In-between Cheltenham and my shopping trip, James (our Harper student shepherd) and I took a trip to Edinburgh to the Farmers Weekly Graze event, held at Charlie and Andrea Walkers’s farm.

We were lucky enough to combine this with a trip to Pirntaton, Jim Logan’s farm.

We predominantly set-stock our grassland due to labour resource. When droughts hit, we know that splitting paddocks down and rotationally grazing them saves us.

Now that we have more labour, it is time to ditch our set-stocking system and hopefully say goodbye to the cycle of running out of grass, panicking, finding emergency grass or cover crops and repeating the cycle.  

I started by listening to my Nuffield buddy Michael Blanche’s podcasts (The Pasture Pod) and became convinced paddock grazing could be our saviour, along with a feed budget for the whole year.

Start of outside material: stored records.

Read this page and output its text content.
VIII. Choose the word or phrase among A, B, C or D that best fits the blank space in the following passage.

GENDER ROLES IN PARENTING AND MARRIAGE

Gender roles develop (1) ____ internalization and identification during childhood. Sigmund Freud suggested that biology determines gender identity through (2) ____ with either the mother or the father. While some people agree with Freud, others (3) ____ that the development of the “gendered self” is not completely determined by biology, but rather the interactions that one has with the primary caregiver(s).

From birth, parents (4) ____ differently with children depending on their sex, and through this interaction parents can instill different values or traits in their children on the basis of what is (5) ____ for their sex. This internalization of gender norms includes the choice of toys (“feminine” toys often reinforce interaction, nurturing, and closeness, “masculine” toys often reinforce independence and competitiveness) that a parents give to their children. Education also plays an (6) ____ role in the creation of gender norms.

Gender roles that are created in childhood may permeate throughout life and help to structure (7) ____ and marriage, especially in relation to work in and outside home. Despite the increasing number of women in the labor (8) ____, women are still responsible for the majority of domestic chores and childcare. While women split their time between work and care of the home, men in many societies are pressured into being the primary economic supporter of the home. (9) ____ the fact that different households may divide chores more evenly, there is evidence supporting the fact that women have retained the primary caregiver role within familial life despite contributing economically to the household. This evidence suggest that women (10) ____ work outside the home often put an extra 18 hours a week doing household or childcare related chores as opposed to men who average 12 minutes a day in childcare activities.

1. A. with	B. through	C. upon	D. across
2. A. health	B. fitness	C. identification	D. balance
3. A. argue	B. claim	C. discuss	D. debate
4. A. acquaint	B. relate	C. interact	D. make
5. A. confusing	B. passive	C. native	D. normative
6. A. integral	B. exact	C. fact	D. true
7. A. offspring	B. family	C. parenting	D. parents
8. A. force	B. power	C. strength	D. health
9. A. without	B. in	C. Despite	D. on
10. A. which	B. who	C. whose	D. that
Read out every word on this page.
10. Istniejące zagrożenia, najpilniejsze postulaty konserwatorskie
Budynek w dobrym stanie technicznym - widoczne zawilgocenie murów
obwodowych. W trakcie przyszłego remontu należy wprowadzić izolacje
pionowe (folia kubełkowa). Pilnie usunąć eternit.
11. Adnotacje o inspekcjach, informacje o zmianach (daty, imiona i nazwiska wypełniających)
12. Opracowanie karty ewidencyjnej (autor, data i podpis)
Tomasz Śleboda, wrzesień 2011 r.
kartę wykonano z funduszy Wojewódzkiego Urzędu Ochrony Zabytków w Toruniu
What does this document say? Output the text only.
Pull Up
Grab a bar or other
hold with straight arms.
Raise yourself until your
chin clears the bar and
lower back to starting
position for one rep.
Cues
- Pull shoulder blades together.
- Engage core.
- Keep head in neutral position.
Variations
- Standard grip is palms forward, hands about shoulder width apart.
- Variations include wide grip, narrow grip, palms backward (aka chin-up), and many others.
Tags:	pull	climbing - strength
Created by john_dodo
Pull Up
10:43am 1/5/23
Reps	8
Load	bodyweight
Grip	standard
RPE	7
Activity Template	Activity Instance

Jim, Andrea and Charley all feature on The Pasture Pod episodes, and sparked our pilgrimage north.

We talked a lot, checked out some grass management software, drank a lot, talked some more and toured their farms – it was a fantastic trip.

Now we’re back, we’re busy splitting paddocks up for our pre-lambing rotation and getting to grips with our software packages for pasture management and feed budgeting. Watch this space.